En conferencia de prensa, Roberto Pianelli, secretario general de AGTSyP, informó que de acuerdo a un estudio realizado por la Universidad Nacional del Sur se encontró que hay formaciones de la línea C que “contienen asbesto en la cabina de conducción y en el salón debajo de los asientos”.

“Se trata de los trenes Mitsubishi modelo 5000 (“Nagoya”) que fueron comprados a Japón en 2015″, detalló Pianelli.

El gremialista sostuvo que elevarán el estudio a Metrovías, Sbase (Subterráneos de Buenos Aires) y la Secretaría de Trabajo para que “cumplan con la ley” y garanticen “formaciones libres de asbesto”.

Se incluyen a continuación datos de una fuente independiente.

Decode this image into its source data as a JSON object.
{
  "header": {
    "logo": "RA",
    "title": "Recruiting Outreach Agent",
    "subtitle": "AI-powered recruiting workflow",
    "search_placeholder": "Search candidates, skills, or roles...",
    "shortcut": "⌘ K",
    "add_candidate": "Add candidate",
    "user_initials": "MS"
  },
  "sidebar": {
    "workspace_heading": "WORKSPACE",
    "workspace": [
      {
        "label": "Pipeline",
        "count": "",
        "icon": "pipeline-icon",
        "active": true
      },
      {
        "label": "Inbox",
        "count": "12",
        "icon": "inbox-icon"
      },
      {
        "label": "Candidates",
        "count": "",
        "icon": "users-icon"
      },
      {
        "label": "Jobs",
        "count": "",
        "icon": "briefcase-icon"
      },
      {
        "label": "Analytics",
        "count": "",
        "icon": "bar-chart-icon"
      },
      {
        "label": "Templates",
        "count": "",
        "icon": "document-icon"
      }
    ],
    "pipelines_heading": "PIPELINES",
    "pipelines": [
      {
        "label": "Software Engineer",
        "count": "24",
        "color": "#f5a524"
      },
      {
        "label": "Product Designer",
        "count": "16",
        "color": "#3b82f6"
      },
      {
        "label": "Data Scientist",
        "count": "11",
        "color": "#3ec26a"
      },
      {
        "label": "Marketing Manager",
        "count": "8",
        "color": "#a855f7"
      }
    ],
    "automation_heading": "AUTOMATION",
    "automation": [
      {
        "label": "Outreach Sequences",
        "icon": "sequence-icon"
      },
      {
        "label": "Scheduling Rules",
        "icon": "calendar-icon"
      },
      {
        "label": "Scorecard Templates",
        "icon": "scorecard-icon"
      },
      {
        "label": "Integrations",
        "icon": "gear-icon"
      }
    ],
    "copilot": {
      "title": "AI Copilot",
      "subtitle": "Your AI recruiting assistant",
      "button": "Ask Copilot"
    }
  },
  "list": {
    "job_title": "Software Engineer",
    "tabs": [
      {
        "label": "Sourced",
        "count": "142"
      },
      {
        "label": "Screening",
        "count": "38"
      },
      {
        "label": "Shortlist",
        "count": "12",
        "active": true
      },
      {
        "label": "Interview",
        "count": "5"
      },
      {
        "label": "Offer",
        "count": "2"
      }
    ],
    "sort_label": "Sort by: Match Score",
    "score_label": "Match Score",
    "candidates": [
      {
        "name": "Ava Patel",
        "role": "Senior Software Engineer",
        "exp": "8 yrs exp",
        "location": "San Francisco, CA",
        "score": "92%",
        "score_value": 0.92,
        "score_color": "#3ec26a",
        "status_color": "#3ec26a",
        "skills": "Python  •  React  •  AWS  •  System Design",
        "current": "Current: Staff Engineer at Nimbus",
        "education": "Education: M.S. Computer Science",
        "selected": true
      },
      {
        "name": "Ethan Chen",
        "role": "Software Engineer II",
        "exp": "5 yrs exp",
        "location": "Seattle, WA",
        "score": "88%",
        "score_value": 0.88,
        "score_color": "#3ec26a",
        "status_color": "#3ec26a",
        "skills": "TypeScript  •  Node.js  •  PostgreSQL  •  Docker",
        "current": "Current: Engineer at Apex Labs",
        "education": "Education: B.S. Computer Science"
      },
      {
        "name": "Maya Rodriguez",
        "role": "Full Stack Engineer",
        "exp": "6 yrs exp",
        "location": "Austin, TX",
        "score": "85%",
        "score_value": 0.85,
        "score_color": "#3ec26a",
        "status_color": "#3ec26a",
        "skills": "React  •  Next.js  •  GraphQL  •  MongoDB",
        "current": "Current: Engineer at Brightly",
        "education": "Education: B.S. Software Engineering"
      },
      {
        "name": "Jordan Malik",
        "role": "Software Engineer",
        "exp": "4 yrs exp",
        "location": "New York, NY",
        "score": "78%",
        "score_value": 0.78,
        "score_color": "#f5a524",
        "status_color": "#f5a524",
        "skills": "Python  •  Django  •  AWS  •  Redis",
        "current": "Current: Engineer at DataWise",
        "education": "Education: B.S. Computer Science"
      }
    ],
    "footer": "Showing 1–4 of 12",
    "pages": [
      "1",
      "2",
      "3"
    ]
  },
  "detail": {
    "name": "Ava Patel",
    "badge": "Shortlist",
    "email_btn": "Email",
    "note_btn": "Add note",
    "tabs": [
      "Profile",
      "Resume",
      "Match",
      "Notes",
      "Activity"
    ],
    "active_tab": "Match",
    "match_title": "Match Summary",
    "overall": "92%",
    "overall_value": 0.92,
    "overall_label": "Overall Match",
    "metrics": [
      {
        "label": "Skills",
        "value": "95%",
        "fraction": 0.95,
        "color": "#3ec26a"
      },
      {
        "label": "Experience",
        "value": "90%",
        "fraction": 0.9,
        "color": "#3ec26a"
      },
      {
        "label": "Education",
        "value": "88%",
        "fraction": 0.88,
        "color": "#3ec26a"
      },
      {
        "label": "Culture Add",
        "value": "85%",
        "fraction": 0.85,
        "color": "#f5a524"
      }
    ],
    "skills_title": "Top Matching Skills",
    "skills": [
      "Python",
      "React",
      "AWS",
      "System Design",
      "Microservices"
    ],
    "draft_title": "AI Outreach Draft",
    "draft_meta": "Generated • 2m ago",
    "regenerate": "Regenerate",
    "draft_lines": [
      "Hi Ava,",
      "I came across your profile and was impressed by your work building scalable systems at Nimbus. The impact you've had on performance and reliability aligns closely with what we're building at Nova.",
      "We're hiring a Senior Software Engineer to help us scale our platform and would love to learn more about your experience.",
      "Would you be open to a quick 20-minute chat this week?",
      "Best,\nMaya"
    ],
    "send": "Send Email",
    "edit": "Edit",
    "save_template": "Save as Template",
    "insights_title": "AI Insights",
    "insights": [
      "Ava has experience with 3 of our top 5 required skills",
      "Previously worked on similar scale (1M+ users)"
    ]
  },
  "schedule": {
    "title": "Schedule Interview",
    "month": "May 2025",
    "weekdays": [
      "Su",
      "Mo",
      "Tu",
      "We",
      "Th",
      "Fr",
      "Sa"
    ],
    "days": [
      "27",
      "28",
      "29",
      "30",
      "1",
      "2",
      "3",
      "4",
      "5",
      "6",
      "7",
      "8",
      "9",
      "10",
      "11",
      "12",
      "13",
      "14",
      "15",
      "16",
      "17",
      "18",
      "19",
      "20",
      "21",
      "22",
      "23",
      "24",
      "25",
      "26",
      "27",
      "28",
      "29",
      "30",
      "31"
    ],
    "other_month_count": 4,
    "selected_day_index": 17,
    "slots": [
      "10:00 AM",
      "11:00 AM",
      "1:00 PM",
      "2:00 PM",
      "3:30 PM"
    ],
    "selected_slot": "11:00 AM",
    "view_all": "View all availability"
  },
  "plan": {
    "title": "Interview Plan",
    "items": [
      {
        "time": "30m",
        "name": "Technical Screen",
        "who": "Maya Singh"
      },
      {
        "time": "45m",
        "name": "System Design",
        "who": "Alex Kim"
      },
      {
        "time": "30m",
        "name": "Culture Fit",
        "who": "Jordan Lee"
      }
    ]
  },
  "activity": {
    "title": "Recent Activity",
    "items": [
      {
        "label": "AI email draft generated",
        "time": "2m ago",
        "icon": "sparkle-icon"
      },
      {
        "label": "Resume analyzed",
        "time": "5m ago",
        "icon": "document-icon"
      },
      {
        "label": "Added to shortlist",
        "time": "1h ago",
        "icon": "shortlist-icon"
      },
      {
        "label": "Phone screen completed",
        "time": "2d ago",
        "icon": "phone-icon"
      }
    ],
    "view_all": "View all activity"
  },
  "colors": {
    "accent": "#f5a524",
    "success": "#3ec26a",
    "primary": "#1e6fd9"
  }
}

Los trabajadores y las trabajadores del subte estamos muy alterados porque no sabemos qué tenemos. Es muy preocupante el tratamiento que nos da Sbase, Metrovías y la Secretaría de Trabajo“, expresó en la conferencia de prensa Francisco Ledesma, secretario de Salud Laboral de AGTSyP.

Agregó que los pasajeros que se suben a los trenes “les preguntan a los trabajadores del subte qué es el asbesto y si ellos también se pueden enfermar”. Por eso, le pidieron a Metrovías que brinde información sobre el tema.

En relación con posibles medidas de fuerza, Pianelli indicó que por ahora están realizando los “trámites administrativos vinculados con este hallazgo” y que si se presentara algún inconveniente con eso decidirán cómo actuar. Asimismo recordó que de los 180 estudios médicos que ya se les realizaron a los trabajadores que se desempeñan en las líneas afectadas, 13 presentaron placas pleurales, es decir ensanchamiento de la pleura, que es la membrana que recubre los pulmones. Se trata de una patología relacionada con ese mineral que está prohibido en nuestro país hace veinte años.

El asbesto está prohibido en más de 50 países, ya que la inhalación de sus fibras produce enfermedades respiratorias graves como insuficiencia pulmonar y cáncer.

Ayer, el observatorio de Derecho de la Ciudad, junto con la comunidad educativa del Instituto del Lenguas Vivas y trabajadores del Hospital Durand, interpusieron un recurso de amparo colectivo para solicitar al gobierno porteño que elabore una política pública de descontaminación de asbesto en los edificios públicos de la Ciudad de Buenos Aires.

Asimismo, la semana pasada los trabajadores de la línea de subte B, que une las estaciones Leandro N. Alem con Juan Manuel de Rosas, liberaron durante algunas horas los molinetes en algunas estaciones en reclamo por la presencia de asbesto.

“Queremos que todo el personal de Metrovías sea parte”, agregó el trabajador y recordó que desde marzo del 2018 denunciaron que las flotas de las diferentes líneas están en su mayoría contaminadas por este material cancerígeno.